Ohne AIS und ohne Radar waren wird blind und wurden auch nicht gesehen. Ohne Nebelsignalgeber waren wir auch nicht zu hören. Da Ankern an dieser Stelle keine Option war, blieb nur der Weg raus aus dem betonnten Fahrwasser, um den Frachtern aus dem Weg zu gehen, die nach Calais einlaufen wollten. Wir nahmen die Fahrt raus und nutzen unser Mobiltelefon und VesselFinder um die Positionen der Fährschiffe abzurufen, um einschätzen zu können, wann eine Lücke für eine freie Durchfahrt war.

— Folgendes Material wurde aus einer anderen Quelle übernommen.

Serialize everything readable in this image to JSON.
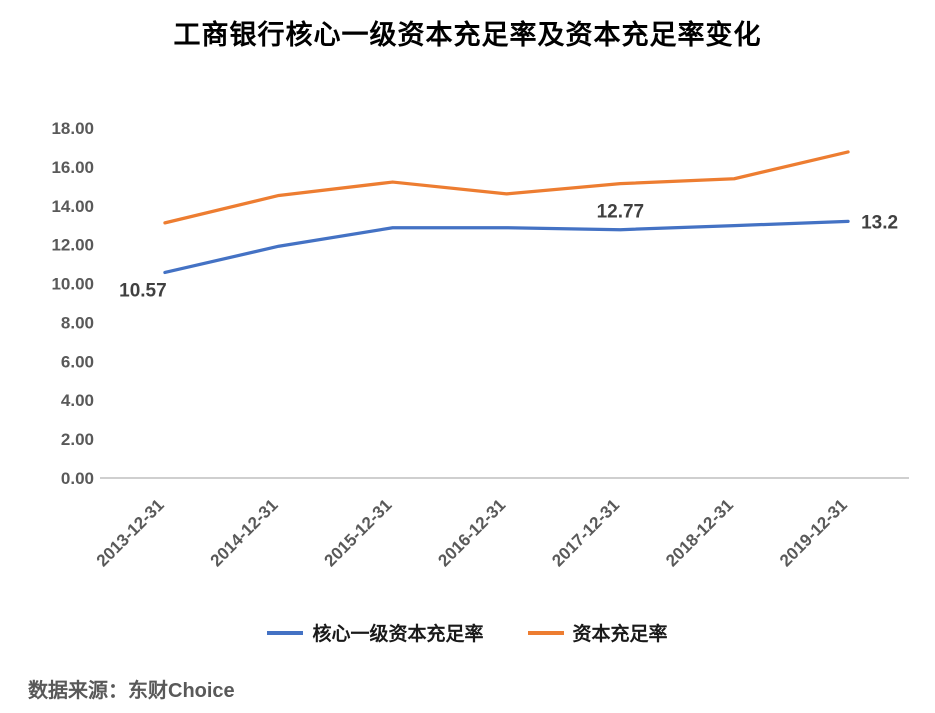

Kein gutes Gefühl und für mich der Punkt, wo mir bewußt wurde, dass ich eine solche Situation nicht nochmals zulassen werde und im Zweifel eher den Törn absage, als ein Boot zu übernehmen, dass nicht ansatzweise verkehrssicher ist.
Dem Vercharterer war das im übrigen auch im Nachgang völlig egal.

*** Boulogne Sur Mer - ein angenehmer und freundlicher Hafen mit gutem nächtlichen Support (CH 12) ***

Nach einer Stunde hatte sich der Nebel gelichtet und wir sind dann ohne Zwischenfälle um 01:00 Uhr Nachts in Boulogne sur Mer eingelaufen. Übrigends ein schöner großer Yachthafen, mit einer sehr hilfsbereiten Hafen-Crew insbesondere auch Nachts über Funk mit Zuweisung eines freien Platzes und bei jeder Witterung gut zu erreichen.

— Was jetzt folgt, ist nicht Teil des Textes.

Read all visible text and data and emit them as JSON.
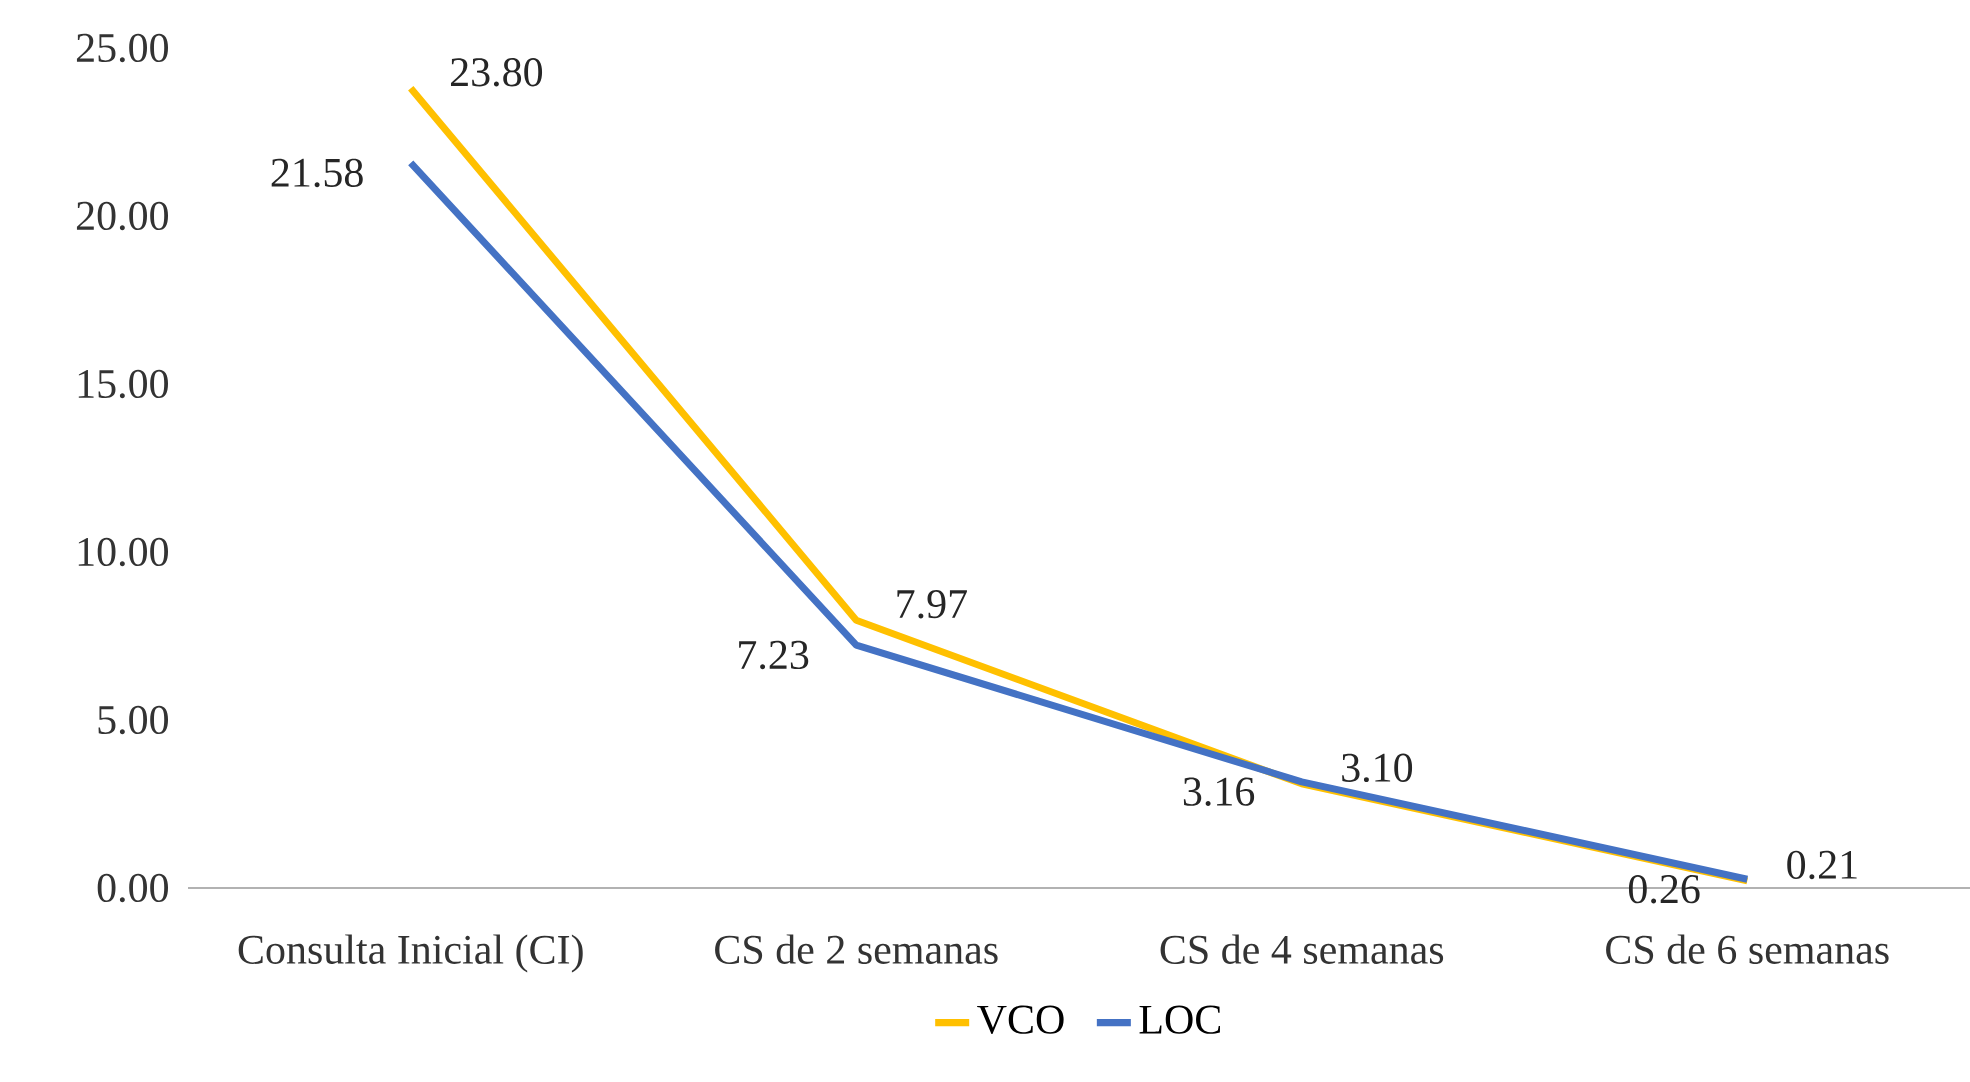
{
  "chart_data": {
    "type": "line",
    "categories": [
      "Consulta Inicial (CI)",
      "CS de 2 semanas",
      "CS de 4 semanas",
      "CS de 6 semanas"
    ],
    "series": [
      {
        "name": "VCO",
        "color": "#ffc000",
        "values": [
          23.8,
          7.97,
          3.1,
          0.21
        ],
        "value_labels": [
          "23.80",
          "7.97",
          "3.10",
          "0.21"
        ]
      },
      {
        "name": "LOC",
        "color": "#4472c4",
        "values": [
          21.58,
          7.23,
          3.16,
          0.26
        ],
        "value_labels": [
          "21.58",
          "7.23",
          "3.16",
          "0.26"
        ]
      }
    ],
    "ylim": [
      0,
      25
    ],
    "yticks": [
      {
        "value": 0,
        "label": "0.00"
      },
      {
        "value": 5,
        "label": "5.00"
      },
      {
        "value": 10,
        "label": "10.00"
      },
      {
        "value": 15,
        "label": "15.00"
      },
      {
        "value": 20,
        "label": "20.00"
      },
      {
        "value": 25,
        "label": "25.00"
      }
    ],
    "grid": false,
    "legend": "bottom",
    "marker": "none",
    "line_style": "solid"
  }
}
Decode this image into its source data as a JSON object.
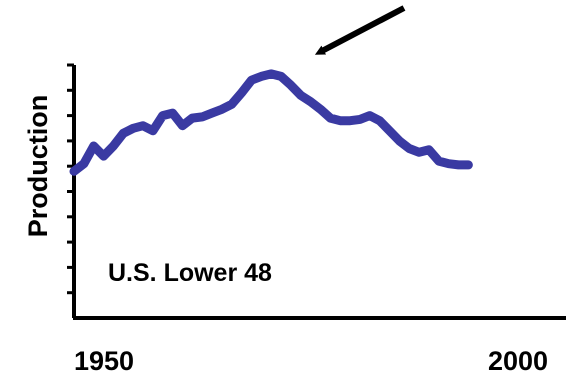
{
  "chart_data": {
    "type": "line",
    "title": "",
    "xlabel": "",
    "ylabel": "Production",
    "xlim": [
      1950,
      2000
    ],
    "ylim": [
      0,
      10
    ],
    "x_tick_labels": [
      "1950",
      "2000"
    ],
    "annotation": "U.S. Lower 48",
    "peak_arrow": {
      "points_to_year": 1970
    },
    "grid": false,
    "legend": "none",
    "colors": {
      "line": "#3a3aa2",
      "axis": "#000000",
      "arrow": "#000000"
    },
    "series": [
      {
        "values": [
          [
            1950,
            5.8
          ],
          [
            1951,
            6.1
          ],
          [
            1952,
            6.8
          ],
          [
            1953,
            6.4
          ],
          [
            1954,
            6.8
          ],
          [
            1955,
            7.3
          ],
          [
            1956,
            7.5
          ],
          [
            1957,
            7.6
          ],
          [
            1958,
            7.4
          ],
          [
            1959,
            8.0
          ],
          [
            1960,
            8.1
          ],
          [
            1961,
            7.6
          ],
          [
            1962,
            7.9
          ],
          [
            1963,
            7.95
          ],
          [
            1964,
            8.1
          ],
          [
            1965,
            8.25
          ],
          [
            1966,
            8.45
          ],
          [
            1967,
            8.9
          ],
          [
            1968,
            9.4
          ],
          [
            1969,
            9.55
          ],
          [
            1970,
            9.65
          ],
          [
            1971,
            9.55
          ],
          [
            1972,
            9.2
          ],
          [
            1973,
            8.8
          ],
          [
            1974,
            8.55
          ],
          [
            1975,
            8.25
          ],
          [
            1976,
            7.9
          ],
          [
            1977,
            7.8
          ],
          [
            1978,
            7.8
          ],
          [
            1979,
            7.85
          ],
          [
            1980,
            8.0
          ],
          [
            1981,
            7.8
          ],
          [
            1982,
            7.4
          ],
          [
            1983,
            7.0
          ],
          [
            1984,
            6.7
          ],
          [
            1985,
            6.55
          ],
          [
            1986,
            6.65
          ],
          [
            1987,
            6.2
          ],
          [
            1988,
            6.1
          ],
          [
            1989,
            6.05
          ],
          [
            1990,
            6.05
          ]
        ]
      }
    ]
  }
}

Morgens gab es natürlich erst einmal ein Croissant und Baguette von der Boulangerie direkt am Hafen und einmal den Tidenhub von mehreren Metern genießen. Aber dann mussten wir auch schon wieder in Richtung Gavelines zurück, unserem nächsten Übernachtungshafen für Sonntag.

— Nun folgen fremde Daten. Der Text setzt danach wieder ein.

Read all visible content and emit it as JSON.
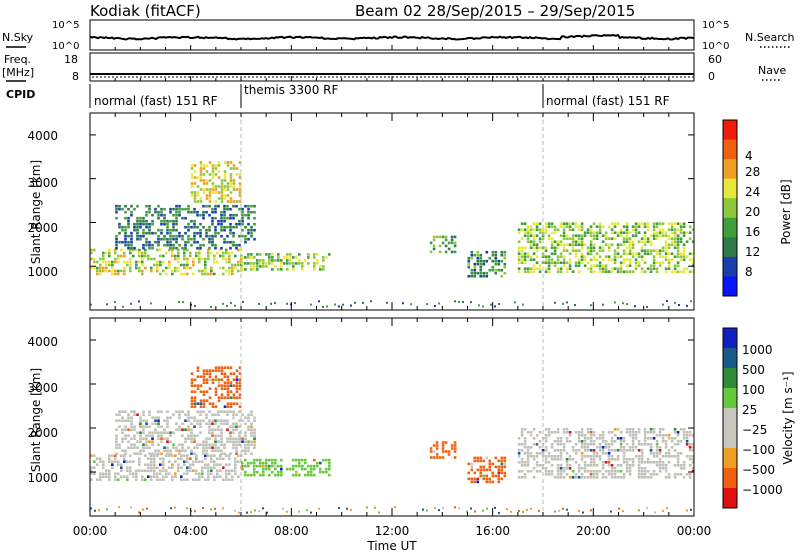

*** Graveline - hier ist besondere Aufmerksamkeit erforderlich - ***

Diesen sehr einmaligen Hafen kann ich nur empfehlen. Die Anfahrt erfolgt über einen 3 sm langen Kanal, der bei Ebbe trocken fällt. Ab 1,5 - 2 h nach Ebbe kann man es wagen, ihn zu befahren, aber immer schön in der Mitte bleiben, denn die Ränder sind versandet. Bei Nacht (wir waren erst gegen 23:00 Uhr dort angekommen) ist es schon eine einmalige Anfahrt bei der es am Ende durch ein offenes Schleusentor in den Hafen geht. Alles mit gedämpften Straßenlaternen am Rand des Kanals und einer Taschenlampe, um zu prüfen, ob die Wassertiefe ausreicht (der Tiefenmesser zeigte alles mögliche an, nur nicht die Tiefe).
Der Hafen samt Schleuse ist laut Hafenplan mind. 2,8m tief (auch bei Ebbe), was aber bei offenstehendem Schleusentor nicht so ganz zutrifft. Kurz: man fällt selbst an den Stegen teilweise trocken, zumindest mit 1,98 Tiefgang liegt man bereits am 2. Steg im Schlamm und kommt erst 3 h nach Ebbe wieder frei. In den Karten und im Handbuch ist davon nichts zu lesen. Aber offenbar wissen alle Bescheid und sind entspannt.
Ernst gemeinter Rat: nicht über die 3. Box je Steg hinausfahren, sonst steckt man im Sand fest. Dem Anlegebierchen hat das keinen Abbruch getan.
Das Nachbarboot hat uns freundlicherweise eine Karte für die Waschräume geliehen. Damit konnten wir uns nach dem Tag nochmal duschen und zur Toilette. Was wollten wir mehr.

Für mich war es eine positive Erfahrung. Es gab keine Schäden, nur etwas Wartezeit bis zum Einsetzen der Flut und eben einen 2. Kaffee. Wir hätten nur 2 h länger schlafen können, wenn wir es gewußt hätten. Sonst ein idyllischer kleiner Hafen ohne viel Verkehr (wie auch, bei dem Tiefgang ;-) ).

Zurück nach Nieuwpoort ging es dann am Montag (3. Tag) und dort noch tanken und damit war das Wochenende leider schon wieder vorbei. Gedacht war es als Übungstörn für Gezeitenplanung und Nachtfahrt. Die Zielsetzung hat es vollständig erfüllt und der Startpunkt Nieuwpoort ist ideal für 3-Tages-Törns in alle Himmelsrichtungen.